(hs, 19.12.2024) Nach der ursprünglichen Planung hätte der städtische Haushalt für 2025 in einer nur dem Haushalt gewidmeten Sitzung am 11.12.2024 beschlossen werden sollen, damit erstmals noch im alten Jahr, so dass man in das neue bereits mit einem beschlossenen Haushalt hätte starten können. Aber es kam anders. Zunächst kam die Forderung auf, den Haushaltsbeschluss doch ins Jahr 2025 zu verschieben, um sich noch vertiefter mit dem Zahlenwerk auseinandersetzen zu können. Daraufhin wurde eine Sondersitzung des Verwaltungsausschusses auf den 23. Januar 2025 zur weiteren Vorberatung des Haushaltsplanes angesetzt und der Haushalt sollte erst danach beschlossen werden.
In den vorbereitenden Sitzungen kam dann aber seitens der beiden großen Fraktionen FW/FDP und CDU das Signal, dass sie ein Zeichen setzen wollen und den Haushalt insgesamt ablehnen wollen. Seit Jahren beklage man die mangelhafte Finanzausstattung der Kommunen, jetzt sei es an der Zeit, ein Zeichen zu setzen. Aufgrund dieser Signale wurde dann die neuerliche Planung wieder verworfen und es wurde ohne weitere Vorberatungen eine Gemeinderatssitzung für den 18.12.2024 angesetzt, in welchem über den vorliegenden Haushaltsplan 2025 Beschluss gefasst werden sollte. In der gestrigen Sitzung wurde dann seitens der Fraktion FW/FDP gleich zu Beginn der Antrag gestellt, dass zunächst lediglich die Haushaltsreden der Fraktionen mit eventueller anschließender Aussprache dazu gehalten werden sollen, dass dann aber ohne weitere Beratung der Projektlisten die Beschlussfassung über den Haushaltsplan erfolgen soll. Dies wurde sodann mit den Stimmen von FW/FDP, CDU und SPD so beschlossen.
Nach den Haushaltsreden kam es dann zu dem Beschluss. Während wir Grüne mit Bürgermeisterin Rist für den Haushalt 2025 stimmten, wurde dieser von allen anderen abgelehnt. Es muss daher im Neuen Jahr erneut über den Haushalt beraten und beschlossen werden.
Hier die Haushaltsrede unserer Fraktion, vorgetragen von mir als Fraktionssprecher:
Haushaltsrede 18.12.2024
Sehr geehrte Frau Bürgermeisterin Rist,
meine Damen und Herren,
zunächst darf ich mich namens der Fraktion von Bündnis 90/Die Grünen bei Ihnen, Stadtkämmerin Claudia Schubert und dem ganzen Team, das an der Erstellung des vorgelegten Haushaltsplan-Entwurfes mitgewirkt hat, ganz herzlich bedanken.

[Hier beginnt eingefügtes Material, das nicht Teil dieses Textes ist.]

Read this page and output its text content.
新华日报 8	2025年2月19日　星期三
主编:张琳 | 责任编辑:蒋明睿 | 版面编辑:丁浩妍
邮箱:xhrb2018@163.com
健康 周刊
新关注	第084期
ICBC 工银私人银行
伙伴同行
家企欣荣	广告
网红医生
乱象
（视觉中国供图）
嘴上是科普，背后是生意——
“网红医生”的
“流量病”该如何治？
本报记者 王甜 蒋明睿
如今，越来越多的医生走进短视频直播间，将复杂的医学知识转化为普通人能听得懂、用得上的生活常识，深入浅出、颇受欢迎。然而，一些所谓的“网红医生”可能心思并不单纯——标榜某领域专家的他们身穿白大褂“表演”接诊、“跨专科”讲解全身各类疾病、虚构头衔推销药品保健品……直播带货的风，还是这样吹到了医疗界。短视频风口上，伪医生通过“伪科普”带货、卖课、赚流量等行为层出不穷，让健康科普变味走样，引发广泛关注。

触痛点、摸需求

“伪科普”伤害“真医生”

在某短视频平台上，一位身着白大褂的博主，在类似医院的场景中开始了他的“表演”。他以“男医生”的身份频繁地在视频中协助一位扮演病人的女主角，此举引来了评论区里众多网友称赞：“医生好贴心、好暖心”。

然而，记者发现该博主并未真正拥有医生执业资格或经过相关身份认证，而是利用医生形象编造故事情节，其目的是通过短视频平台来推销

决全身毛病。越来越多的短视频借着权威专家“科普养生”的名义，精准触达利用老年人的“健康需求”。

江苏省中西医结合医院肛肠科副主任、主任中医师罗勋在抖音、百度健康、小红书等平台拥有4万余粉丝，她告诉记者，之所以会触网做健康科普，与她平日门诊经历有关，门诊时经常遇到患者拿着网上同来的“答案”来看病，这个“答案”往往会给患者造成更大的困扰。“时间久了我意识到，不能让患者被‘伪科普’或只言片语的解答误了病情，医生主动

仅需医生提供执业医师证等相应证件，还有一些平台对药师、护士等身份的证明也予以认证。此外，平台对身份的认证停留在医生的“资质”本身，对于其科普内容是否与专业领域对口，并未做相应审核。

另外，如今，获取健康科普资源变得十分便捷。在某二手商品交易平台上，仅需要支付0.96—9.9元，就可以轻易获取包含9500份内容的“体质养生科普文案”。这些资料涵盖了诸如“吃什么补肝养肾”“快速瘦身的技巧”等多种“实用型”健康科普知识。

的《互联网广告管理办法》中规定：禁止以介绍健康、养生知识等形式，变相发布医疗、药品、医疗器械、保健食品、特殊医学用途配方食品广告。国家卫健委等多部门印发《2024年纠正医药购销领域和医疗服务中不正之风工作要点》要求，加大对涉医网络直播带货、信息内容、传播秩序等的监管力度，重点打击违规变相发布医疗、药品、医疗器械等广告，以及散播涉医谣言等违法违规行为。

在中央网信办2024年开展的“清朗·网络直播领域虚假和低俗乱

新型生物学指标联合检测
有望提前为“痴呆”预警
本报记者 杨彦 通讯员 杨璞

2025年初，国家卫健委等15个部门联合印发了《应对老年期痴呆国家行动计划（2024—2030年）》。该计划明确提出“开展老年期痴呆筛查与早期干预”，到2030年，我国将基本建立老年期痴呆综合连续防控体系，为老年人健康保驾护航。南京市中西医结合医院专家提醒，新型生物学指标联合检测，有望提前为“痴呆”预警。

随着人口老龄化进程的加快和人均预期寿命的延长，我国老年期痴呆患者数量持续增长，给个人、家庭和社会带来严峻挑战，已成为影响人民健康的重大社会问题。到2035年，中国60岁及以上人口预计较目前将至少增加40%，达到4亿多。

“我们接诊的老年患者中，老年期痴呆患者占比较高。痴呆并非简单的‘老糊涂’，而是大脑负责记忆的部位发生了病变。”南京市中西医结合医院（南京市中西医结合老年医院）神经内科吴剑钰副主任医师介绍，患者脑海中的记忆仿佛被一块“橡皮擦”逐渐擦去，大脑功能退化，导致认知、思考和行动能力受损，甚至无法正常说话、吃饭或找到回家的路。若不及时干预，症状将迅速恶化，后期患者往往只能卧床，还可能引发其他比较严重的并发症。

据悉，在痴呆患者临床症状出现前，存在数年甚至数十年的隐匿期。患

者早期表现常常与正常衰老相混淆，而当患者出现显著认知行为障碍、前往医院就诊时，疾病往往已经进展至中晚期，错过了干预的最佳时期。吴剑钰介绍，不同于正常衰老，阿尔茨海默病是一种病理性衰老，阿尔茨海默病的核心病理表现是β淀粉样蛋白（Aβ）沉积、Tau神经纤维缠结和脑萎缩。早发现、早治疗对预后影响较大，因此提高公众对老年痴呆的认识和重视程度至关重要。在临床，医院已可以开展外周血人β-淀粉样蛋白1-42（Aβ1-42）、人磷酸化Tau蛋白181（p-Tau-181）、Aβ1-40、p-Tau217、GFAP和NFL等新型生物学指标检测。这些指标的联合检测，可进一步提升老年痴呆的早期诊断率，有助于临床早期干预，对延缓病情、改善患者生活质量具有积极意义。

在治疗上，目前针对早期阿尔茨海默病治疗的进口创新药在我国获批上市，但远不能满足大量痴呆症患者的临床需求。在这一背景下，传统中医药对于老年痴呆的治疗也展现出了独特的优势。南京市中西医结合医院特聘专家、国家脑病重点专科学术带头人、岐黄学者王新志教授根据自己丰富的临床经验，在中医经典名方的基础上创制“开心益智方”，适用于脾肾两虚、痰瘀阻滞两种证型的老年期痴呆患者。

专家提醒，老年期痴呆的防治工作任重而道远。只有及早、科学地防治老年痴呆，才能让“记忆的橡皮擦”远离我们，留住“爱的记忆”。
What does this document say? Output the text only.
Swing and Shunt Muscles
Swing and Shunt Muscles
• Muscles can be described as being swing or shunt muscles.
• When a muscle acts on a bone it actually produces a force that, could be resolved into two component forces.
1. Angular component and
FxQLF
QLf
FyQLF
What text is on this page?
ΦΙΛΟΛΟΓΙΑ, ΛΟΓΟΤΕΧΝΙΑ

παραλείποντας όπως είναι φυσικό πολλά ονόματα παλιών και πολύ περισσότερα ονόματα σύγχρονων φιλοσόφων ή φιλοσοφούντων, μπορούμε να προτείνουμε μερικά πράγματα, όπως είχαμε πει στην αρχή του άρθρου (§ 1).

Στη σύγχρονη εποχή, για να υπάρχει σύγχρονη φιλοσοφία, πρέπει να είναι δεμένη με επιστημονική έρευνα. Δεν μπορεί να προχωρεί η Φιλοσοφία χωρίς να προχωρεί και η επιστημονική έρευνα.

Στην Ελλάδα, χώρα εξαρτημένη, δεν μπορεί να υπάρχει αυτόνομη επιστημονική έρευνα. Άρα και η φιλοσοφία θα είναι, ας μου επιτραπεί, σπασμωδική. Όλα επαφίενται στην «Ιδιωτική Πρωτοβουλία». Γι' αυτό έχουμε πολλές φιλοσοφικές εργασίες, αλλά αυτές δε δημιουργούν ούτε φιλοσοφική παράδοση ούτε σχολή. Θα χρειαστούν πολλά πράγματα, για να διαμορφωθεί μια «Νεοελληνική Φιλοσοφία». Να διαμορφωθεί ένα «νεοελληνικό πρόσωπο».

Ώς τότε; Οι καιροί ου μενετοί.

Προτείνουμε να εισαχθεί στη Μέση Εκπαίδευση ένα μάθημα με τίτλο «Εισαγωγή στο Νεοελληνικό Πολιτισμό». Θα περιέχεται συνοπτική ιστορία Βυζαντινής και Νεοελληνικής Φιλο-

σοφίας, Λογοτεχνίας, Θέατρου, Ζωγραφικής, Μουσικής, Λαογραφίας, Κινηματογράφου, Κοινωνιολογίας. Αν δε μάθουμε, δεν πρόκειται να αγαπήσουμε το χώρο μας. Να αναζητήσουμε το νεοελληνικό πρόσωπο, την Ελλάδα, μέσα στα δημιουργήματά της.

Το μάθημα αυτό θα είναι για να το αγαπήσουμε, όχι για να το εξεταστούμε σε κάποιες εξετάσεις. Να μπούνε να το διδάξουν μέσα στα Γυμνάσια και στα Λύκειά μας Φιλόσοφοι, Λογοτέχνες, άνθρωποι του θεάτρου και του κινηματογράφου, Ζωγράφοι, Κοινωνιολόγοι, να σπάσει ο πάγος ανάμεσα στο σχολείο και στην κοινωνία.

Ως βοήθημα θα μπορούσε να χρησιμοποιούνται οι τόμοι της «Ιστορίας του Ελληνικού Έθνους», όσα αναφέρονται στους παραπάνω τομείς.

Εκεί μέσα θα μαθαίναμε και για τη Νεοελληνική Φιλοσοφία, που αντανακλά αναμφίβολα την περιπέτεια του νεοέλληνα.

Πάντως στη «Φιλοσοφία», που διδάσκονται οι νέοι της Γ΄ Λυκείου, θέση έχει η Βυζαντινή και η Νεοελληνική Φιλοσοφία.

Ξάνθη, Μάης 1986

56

Das Aufstellen eines kommunalen Haushaltsplanes ist jedes Jahr und jedes Jahr immer mehr eine enorme Herausforderung.
Und dieses Jahr lag der Entwurf des Haushaltsplanes auch so rechtzeitig vor, dass ein Haushaltsbeschluss noch in diesem Jahr möglich gewesen wäre. Aber dazu wird es nun wohl doch nicht kommen. Es hat sich ein Hin und Her bei der Sitzungsplanung ergeben, über welches wir in unserer Fraktion nicht besonders glücklich sind.
„Den letzten beißen die Hunde“ – so könnte man die Haushaltsplanung mittlerweile bezeichnen. Aber irgendwann ist das Opfer auch tot und es gibt nichts mehr zu beißen.
Seit Jahren beklagen die Kommunen und so auch Tettnang, dass ihnen immer mehr Aufgaben übertragen und auferlegt werden, dass aber die entsprechende finanzielle Ausstattung – obwohl gesetzlich zugesichert – hierbei bei weitem nicht Schritt hält.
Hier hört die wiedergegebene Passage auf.